Numero is best known for its Eccentric Soul series, which explores the lost treasures found on forgotten small-time R&B labels. But these pop archeologists' catalog covers many genres, some innately cool (the psychedelic country of Cosmic American Music, the Central American funk of Belize City Boil Up), some so relentlessly uncool that they attain an anti-hip cachet (the mellow '70s sounds of Private Yacht).
Much of the music is best described as "accidentally unique." None of the acts on The 123s of Kid Soul managed to become the Jackson 5—but did the world really need another Jackson 5? Better to have this ground-view glimpse at the children who wanted to be Jacksons but couldn't help sounding like themselves.

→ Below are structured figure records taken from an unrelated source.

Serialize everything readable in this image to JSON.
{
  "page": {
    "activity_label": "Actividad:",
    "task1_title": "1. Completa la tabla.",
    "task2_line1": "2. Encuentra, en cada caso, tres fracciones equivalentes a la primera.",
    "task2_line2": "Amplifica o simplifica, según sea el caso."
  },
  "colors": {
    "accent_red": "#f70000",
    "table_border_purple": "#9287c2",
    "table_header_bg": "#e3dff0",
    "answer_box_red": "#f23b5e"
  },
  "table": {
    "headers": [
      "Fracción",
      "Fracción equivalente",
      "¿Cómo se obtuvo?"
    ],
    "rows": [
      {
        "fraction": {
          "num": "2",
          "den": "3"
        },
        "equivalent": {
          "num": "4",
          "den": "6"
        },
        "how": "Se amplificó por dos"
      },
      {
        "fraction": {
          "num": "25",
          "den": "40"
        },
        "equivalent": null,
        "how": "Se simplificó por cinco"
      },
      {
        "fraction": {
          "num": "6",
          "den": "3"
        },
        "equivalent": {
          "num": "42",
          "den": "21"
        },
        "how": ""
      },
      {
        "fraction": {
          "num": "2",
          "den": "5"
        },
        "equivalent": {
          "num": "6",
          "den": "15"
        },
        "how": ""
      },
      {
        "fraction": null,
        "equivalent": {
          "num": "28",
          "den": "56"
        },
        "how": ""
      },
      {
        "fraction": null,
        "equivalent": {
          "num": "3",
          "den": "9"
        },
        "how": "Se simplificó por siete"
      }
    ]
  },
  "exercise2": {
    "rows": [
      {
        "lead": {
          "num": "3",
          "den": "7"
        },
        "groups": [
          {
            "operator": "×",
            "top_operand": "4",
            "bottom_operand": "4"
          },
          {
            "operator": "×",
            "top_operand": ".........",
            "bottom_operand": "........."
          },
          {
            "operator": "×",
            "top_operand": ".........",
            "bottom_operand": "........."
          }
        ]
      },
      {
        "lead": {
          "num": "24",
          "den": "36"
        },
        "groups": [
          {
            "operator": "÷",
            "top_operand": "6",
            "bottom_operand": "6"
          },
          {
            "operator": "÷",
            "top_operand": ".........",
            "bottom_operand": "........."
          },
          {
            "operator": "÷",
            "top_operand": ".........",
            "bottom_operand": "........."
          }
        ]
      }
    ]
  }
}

In other Numero releases, the performers' uniqueness doesn't slip out accidentally: The artists are too fiercely individual even to try to be anyone else. So it is with Jackie Shane, the transgender '60s soul singer showcased on the recent Any Other Way. The 79-page liner notes relay a life story that starts with a crossdressing kid singing in a Nashville church and then goes on to include a multitude of perhaps-apocryphal sights: carnival shows, Canadian mobsters, a con-man minister, the Holy Ghost manifesting in a nightclub, a chimpanzee trained to pick pockets. As mythic pasts go, this one is irresistible.